What all this makes clear, we think, is that there are several factors at work in determining gemstone prices. Supply is of course important, but the marketing power of the jewelry industry is also a major factor in determining the demand level. If a gemstone is not widely available or not considered mainstream or "fashionable," it is unlikely to be marketed heavily and the price is likely to be lower. If a gemstone has a very good supply, as in the last category, there is not much the jewelry industry can do to influence prices unless they can control the supply like the De Beers cartel. But don't worry, there are no signs yet of a citrine cartel.

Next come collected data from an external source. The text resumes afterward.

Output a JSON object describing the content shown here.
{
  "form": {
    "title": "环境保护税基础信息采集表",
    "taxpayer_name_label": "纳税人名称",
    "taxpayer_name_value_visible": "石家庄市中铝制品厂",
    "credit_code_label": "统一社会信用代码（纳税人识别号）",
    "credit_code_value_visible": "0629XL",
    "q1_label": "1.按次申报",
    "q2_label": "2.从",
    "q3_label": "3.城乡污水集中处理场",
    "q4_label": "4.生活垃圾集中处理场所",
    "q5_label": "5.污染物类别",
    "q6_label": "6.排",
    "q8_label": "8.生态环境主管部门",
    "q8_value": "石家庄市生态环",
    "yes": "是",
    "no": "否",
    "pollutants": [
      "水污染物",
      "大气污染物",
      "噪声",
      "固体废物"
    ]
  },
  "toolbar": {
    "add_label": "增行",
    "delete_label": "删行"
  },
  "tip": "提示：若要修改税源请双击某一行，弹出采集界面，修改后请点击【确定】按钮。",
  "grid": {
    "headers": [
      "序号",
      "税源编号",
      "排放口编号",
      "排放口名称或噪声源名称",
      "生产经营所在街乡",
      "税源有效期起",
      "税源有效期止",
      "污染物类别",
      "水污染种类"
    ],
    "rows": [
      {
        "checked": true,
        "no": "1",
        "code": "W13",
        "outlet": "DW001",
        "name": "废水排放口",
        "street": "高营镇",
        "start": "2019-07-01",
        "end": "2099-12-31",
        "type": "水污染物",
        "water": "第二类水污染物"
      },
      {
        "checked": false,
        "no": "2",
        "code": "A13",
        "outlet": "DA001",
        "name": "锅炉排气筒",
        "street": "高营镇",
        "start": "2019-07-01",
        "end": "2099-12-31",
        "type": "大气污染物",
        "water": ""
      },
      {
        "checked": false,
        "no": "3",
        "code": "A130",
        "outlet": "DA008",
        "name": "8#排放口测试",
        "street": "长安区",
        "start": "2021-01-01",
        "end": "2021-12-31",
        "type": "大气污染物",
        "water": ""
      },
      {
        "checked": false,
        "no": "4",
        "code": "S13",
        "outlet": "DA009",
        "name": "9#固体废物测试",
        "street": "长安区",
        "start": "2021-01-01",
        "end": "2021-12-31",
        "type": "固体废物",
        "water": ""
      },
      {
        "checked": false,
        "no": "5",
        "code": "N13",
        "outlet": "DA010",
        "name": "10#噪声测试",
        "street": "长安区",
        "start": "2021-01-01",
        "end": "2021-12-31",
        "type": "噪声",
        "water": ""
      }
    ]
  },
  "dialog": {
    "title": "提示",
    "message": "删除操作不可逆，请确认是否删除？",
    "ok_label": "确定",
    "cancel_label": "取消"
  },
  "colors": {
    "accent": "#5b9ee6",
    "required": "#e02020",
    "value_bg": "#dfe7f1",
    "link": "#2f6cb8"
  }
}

So what does this all mean for us? In our view, there are still many good values in the gemstone market. In the "precious" stone category, it is still possible to buy nice blue sapphires from Madagascar, Africa and Sri Lanka starting at around $200 a carat. The market for fancy colored sapphire has changed with the introduction of beryllium treatment -- there is greater supply and the colors are more dramatic. Tourmaline may be a "new classic" now, but prices are still attractive and the range of available colors and cuts seem to have increased as tourmaline gets wider distribution. Spinel, with its excellent hardness and clarity, continues to be a great buy. The brilliance of zircon is hard to equal unless you buy diamond. Then there all the affordable stones still available for less than $10 a carat -- wonderful stuff like garnet, topaz, amethyst, citrine and fire opal.
In the end, the most important thing is that you buy the stones that you will love and enjoy. But if you're looking for the best values, have a look at some of the lesser known gems that haven't yet been marketed heavily.